The objection that Roberts raises to the reasoning in Dobbs is that it goes further than Roberts believes necessary. He’s willing to uphold the Mississippi law but he would just update the Roe/Casey mess with another rule. He agrees with the critique of Roe by the majority but doesn’t want to get rid of a constitutional right to infanticide. Rather than right a wrong decision, Roberts would rather make the decision only a little less wrong.
I don’t believe I’ve ever seen a Chief Justice’s opinion get a smackdown like this from other members of the majority he joined. Justice Alito succinctly summed up Roberts’ approach: “The concurrence’s most fundamental defect is its failure to offer any principled basis for its approach.”
Roberts’ concurrence reads very much like that of a man who has lost control of the Court and the respect of his colleagues. The only reason I can see that Roberts concurred with the opinion is that he didn’t want to be repudiated by the Court in what will likely be the most significant decision of his tenure as Chief Justice.
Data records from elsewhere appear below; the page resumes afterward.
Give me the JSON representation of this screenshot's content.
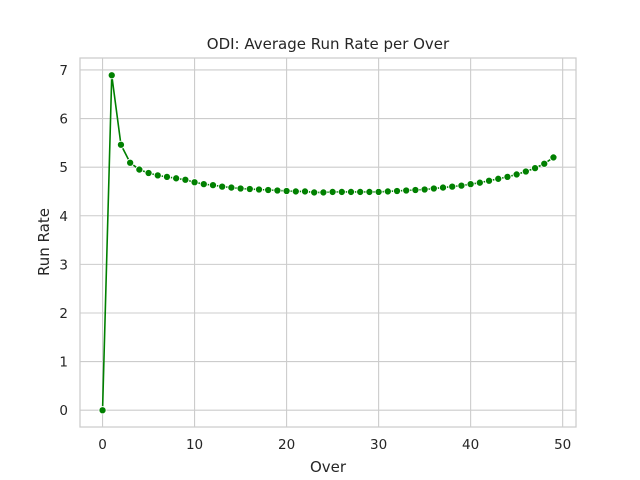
{
  "chart_data": {
    "type": "line",
    "title": "ODI: Average Run Rate per Over",
    "xlabel": "Over",
    "ylabel": "Run Rate",
    "xlim": [
      -2.45,
      51.45
    ],
    "ylim": [
      -0.345,
      7.245
    ],
    "x_ticks": [
      0,
      10,
      20,
      30,
      40,
      50
    ],
    "y_ticks": [
      0,
      1,
      2,
      3,
      4,
      5,
      6,
      7
    ],
    "grid": true,
    "series": [
      {
        "color": "#008000",
        "marker": "circle",
        "x": [
          0,
          1,
          2,
          3,
          4,
          5,
          6,
          7,
          8,
          9,
          10,
          11,
          12,
          13,
          14,
          15,
          16,
          17,
          18,
          19,
          20,
          21,
          22,
          23,
          24,
          25,
          26,
          27,
          28,
          29,
          30,
          31,
          32,
          33,
          34,
          35,
          36,
          37,
          38,
          39,
          40,
          41,
          42,
          43,
          44,
          45,
          46,
          47,
          48,
          49
        ],
        "y": [
          0.0,
          6.89,
          5.46,
          5.09,
          4.95,
          4.88,
          4.83,
          4.8,
          4.77,
          4.74,
          4.69,
          4.65,
          4.63,
          4.6,
          4.58,
          4.56,
          4.55,
          4.54,
          4.53,
          4.52,
          4.51,
          4.5,
          4.5,
          4.48,
          4.48,
          4.49,
          4.49,
          4.49,
          4.49,
          4.49,
          4.49,
          4.5,
          4.51,
          4.52,
          4.53,
          4.54,
          4.56,
          4.58,
          4.6,
          4.62,
          4.65,
          4.68,
          4.72,
          4.76,
          4.8,
          4.85,
          4.91,
          4.98,
          5.07,
          5.2
        ]
      }
    ]
  }
}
The bottom line is the justices of the SCOTUS conservative wing don’t trust him and don’t trust his finger-in-the-wind incrementalism. The Court is clearly being led by the Thomas-Alito partnership that is providing the willpower and guts to motivate the conservative majority to decide cases based on the law and not worry about what the editorial boards of the Washington Post and New York Times say.
This.
They have filled Scalia's big shoes nicely.